En 1982 sort "Branle bas de Combat", votre première BD… Comment est né cette première aventure?
On est encore étudiant à St Etienne, Chaland et Cornillon ont sorti Captivant. Assez naturellement, Luc Cornillon me propose de faire une histoire (courte, à l'époque c'est la règle) et il réalise en story board la première de ces petites histoires, parodies des histoires de guerre. Dès qu'on l'a proposée, Dionnet nous a commandé le bouquin. Le fait que je dessinais d'après des croquis de Cornillon explique le coté rond et humoristique que je n'ai jamais repris ensuite.
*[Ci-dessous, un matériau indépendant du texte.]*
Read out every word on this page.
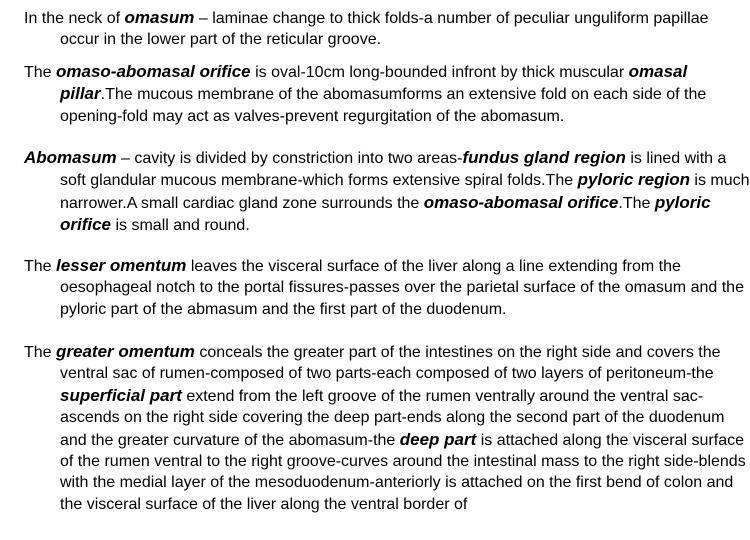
In the neck of omasum – laminae change to thick folds-a number of peculiar unguliform papillae occur in the lower part of the reticular groove.

The omaso-abomasal orifice is oval-10cm long-bounded infront by thick muscular omasal pillar.The mucous membrane of the abomasumforms an extensive fold on each side of the opening-fold may act as valves-prevent regurgitation of the abomasum.

Abomasum – cavity is divided by constriction into two areas-fundus gland region is lined with a soft glandular mucous membrane-which forms extensive spiral folds.The pyloric region is much narrower.A small cardiac gland zone surrounds the omaso-abomasal orifice.The pyloric orifice is small and round.

The lesser omentum leaves the visceral surface of the liver along a line extending from the oesophageal notch to the portal fissures-passes over the parietal surface of the omasum and the pyloric part of the abmasum and the first part of the duodenum.

The greater omentum conceals the greater part of the intestines on the right side and covers the ventral sac of rumen-composed of two parts-each composed of two layers of peritoneum-the superficial part extend from the left groove of the rumen ventrally around the ventral sac-ascends on the right side covering the deep part-ends along the second part of the duodenum and the greater curvature of the abomasum-the deep part is attached along the visceral surface of the rumen ventral to the right groove-curves around the intestinal mass to the right side-blends with the medial layer of the mesoduodenum-anteriorly is attached on the first bend of colon and the visceral surface of the liver along the ventral border of
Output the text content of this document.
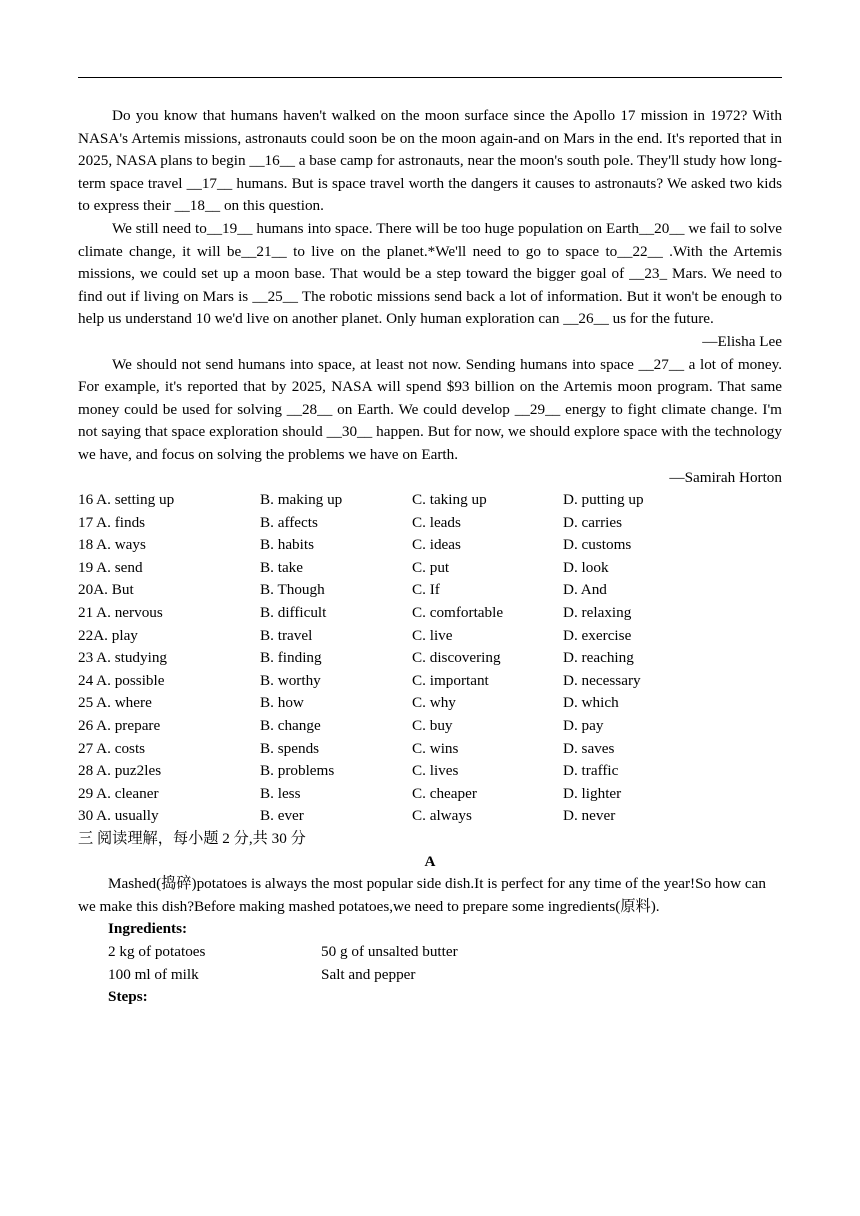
Do you know that humans haven't walked on the moon surface since the Apollo 17 mission in 1972? With NASA's Artemis missions, astronauts could soon be on the moon again-and on Mars in the end. It's reported that in 2025, NASA plans to begin __16__ a base camp for astronauts, near the moon's south pole. They'll study how long-term space travel __17__ humans. But is space travel worth the dangers it causes to astronauts? We asked two kids to express their __18__ on this question.

We still need to__19__ humans into space. There will be too huge population on Earth__20__ we fail to solve climate change, it will be__21__ to live on the planet.*We'll need to go to space to__22__ .With the Artemis missions, we could set up a moon base. That would be a step toward the bigger goal of __23_ Mars. We need to find out if living on Mars is __25__ The robotic missions send back a lot of information. But it won't be enough to help us understand 10 we'd live on another planet. Only human exploration can __26__ us for the future.

—Elisha Lee

We should not send humans into space, at least not now. Sending humans into space __27__ a lot of money. For example, it's reported that by 2025, NASA will spend $93 billion on the Artemis moon program. That same money could be used for solving __28__ on Earth. We could develop __29__ energy to fight climate change. I'm not saying that space exploration should __30__ happen. But for now, we should explore space with the technology we have, and focus on solving the problems we have on Earth.

—Samirah Horton

16 A. setting up	B. making up	C. taking up	D. putting up
17 A. finds	B. affects	C. leads	D. carries
18 A. ways	B. habits	C. ideas	D. customs
19 A. send	B. take	C. put	D. look
20A. But	B. Though	C. If	D. And
21 A. nervous	B. difficult	C. comfortable	D. relaxing
22A. play	B. travel	C. live	D. exercise
23 A. studying	B. finding	C. discovering	D. reaching
24 A. possible	B. worthy	C. important	D. necessary
25 A. where	B. how	C. why	D. which
26 A. prepare	B. change	C. buy	D. pay
27 A. costs	B. spends	C. wins	D. saves
28 A. puz2les	B. problems	C. lives	D. traffic
29 A. cleaner	B. less	C. cheaper	D. lighter
30 A. usually	B. ever	C. always	D. never

三 阅读理解，每小题 2 分,共 30 分

A

Mashed(捣碎)potatoes is always the most popular side dish.It is perfect for any time of the year!So how can we make this dish?Before making mashed potatoes,we need to prepare some ingredients(原料).

Ingredients:

2 kg of potatoes	50 g of unsalted butter
100 ml of milk	Salt and pepper

Steps:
En 1989 paraît le tome 1 du passage de la saison morte, scénarisé par Bonifay.
Comment s'est faite la rencontre avec ce scénariste avec lequel vous allez signer trois séries?

C'est Henri Philippini chez Glénat qui m'a proposé de collaborer avec Bonifay sur une histoire courte pour un Circus Spécial (le bon coté de tous ces journaux permettait à des jeunes gens comme nous de démarrer). Ensuite il nous a demandé de faire un projet de série. J'ai proposé à Bonifay le thème du voyage dans le temps en le situant à cheval sur ces deux périodes.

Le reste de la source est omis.